Dominique Strauss-Kahn à Paris, le 8 septembre 2011
Photo : AFP/MICHEL GANGNE
Dominique Strauss-Kahn a déposé plainte pour fausses déclarations, diffamation et procédure abusive contre la femme de chambre guinéenne Nafissatou Diallo qui l'avait accusé d'agression sexuelle au Sofitel de New York il y a un an.
Selon la plainte déposée lundi devant le tribunal du Bronx, l'ex-directeur général du Fonds monétaire international (FMI) lui réclame 1 million de dollars, l'accusant d'avoir « en toute connaissance de cause et intentionnellement fait de fausses déclarations aux forces de l'ordre » et d'avoir ainsi porté atteinte à sa réputation dans le monde, lui faisant perdre « d'autres perspectives professionnelles ».

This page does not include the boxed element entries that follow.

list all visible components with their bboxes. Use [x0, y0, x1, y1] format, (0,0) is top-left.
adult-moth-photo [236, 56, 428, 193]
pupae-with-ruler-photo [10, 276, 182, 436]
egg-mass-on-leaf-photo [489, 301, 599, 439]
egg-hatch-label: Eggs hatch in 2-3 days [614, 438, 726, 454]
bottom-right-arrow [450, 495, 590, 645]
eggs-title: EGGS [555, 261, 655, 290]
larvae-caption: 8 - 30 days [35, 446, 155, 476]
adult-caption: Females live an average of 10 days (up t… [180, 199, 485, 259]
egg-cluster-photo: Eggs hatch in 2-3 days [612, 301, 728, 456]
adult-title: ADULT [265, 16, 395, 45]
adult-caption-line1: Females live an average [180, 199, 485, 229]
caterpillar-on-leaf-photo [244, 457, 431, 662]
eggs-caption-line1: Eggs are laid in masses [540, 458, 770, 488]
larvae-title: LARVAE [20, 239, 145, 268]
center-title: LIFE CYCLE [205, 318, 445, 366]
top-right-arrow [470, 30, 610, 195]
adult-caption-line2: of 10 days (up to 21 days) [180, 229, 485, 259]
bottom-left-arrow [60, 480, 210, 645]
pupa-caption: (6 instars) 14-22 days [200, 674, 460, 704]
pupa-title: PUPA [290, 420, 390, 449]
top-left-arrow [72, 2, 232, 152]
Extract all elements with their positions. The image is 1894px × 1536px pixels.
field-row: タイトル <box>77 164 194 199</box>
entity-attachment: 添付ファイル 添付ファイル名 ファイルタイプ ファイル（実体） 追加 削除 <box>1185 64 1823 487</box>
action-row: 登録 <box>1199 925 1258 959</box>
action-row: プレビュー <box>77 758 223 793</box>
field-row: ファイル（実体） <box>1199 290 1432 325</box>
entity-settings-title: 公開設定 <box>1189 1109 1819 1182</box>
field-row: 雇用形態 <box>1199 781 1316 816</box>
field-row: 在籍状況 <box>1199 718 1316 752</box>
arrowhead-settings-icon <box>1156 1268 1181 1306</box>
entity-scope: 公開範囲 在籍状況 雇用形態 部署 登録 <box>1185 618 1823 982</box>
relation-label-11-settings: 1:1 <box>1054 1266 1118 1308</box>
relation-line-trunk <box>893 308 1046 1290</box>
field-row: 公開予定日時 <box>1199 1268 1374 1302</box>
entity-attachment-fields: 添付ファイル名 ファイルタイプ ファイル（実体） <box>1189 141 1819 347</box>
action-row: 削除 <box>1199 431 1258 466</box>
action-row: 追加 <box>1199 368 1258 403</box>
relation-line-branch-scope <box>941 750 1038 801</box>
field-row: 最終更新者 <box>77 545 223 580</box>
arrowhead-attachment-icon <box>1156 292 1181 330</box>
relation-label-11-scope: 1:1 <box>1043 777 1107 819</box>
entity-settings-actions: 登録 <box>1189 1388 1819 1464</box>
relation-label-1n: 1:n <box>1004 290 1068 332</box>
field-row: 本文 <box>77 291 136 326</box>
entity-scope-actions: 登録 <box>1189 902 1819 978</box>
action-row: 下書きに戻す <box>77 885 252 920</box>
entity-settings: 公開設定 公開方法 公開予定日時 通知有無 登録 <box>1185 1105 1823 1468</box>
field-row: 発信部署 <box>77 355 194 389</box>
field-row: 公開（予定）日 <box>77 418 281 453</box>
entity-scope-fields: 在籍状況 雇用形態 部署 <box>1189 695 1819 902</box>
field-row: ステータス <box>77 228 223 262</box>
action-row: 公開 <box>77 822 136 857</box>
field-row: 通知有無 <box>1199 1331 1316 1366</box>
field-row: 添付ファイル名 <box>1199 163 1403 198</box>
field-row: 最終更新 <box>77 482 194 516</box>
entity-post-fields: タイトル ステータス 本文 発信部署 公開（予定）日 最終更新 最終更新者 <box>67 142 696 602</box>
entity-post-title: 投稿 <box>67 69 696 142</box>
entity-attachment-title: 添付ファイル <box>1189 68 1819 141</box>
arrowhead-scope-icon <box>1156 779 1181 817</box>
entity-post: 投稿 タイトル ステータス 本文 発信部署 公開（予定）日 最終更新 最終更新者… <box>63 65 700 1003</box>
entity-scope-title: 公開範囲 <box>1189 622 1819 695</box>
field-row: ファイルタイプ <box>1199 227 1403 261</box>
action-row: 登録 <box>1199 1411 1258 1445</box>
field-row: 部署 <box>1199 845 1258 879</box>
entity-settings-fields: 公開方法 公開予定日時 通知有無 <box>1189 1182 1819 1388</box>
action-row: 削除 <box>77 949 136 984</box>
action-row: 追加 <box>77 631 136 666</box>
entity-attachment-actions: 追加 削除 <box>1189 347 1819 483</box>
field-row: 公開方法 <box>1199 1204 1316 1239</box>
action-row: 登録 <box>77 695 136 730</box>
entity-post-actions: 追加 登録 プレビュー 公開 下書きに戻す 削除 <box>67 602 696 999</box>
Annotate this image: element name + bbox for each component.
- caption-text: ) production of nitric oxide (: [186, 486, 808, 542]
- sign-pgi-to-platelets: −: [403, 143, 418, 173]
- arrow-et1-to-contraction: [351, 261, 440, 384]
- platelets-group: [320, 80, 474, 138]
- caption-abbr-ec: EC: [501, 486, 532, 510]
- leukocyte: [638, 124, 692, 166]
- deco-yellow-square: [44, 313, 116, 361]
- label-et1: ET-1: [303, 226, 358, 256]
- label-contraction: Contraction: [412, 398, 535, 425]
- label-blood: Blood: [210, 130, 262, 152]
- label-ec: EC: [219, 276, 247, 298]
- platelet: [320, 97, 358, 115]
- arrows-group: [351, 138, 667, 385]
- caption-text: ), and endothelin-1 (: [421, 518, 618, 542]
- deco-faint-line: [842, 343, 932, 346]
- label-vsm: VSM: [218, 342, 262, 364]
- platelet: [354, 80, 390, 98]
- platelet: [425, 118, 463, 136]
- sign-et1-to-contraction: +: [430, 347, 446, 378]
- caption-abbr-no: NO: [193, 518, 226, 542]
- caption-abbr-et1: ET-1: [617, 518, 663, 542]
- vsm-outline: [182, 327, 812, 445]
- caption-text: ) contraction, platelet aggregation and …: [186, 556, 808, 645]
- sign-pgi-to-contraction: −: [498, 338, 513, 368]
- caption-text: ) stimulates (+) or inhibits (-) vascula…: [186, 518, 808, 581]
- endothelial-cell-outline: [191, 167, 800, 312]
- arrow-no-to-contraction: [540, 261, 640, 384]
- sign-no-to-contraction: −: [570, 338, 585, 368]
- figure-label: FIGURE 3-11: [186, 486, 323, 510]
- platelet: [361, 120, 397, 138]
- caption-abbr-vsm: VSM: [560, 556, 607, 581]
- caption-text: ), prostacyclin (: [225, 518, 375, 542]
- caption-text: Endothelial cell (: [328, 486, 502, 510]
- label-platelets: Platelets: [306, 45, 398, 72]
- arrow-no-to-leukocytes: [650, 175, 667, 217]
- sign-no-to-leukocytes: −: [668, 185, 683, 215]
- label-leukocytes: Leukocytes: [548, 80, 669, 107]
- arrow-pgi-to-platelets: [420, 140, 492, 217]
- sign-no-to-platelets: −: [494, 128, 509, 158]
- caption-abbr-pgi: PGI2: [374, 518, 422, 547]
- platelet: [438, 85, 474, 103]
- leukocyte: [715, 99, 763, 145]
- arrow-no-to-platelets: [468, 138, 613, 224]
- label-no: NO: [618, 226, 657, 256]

Dans les documents de justice cités dans un premier temps par le New York Post sur son site Internet, Dominique Strauss-Kahn rappelle qu'il était au moment des faits « considéré par certains comme le prochain président français ».
La plainte affirme que la relation sexuelle qu'il a eue le 14 mai 2011 avec Nafissatou Diallo était « mutuellement consentie », sans « violence ni contrainte », et précise que cette dernière n'avait pas été blessée.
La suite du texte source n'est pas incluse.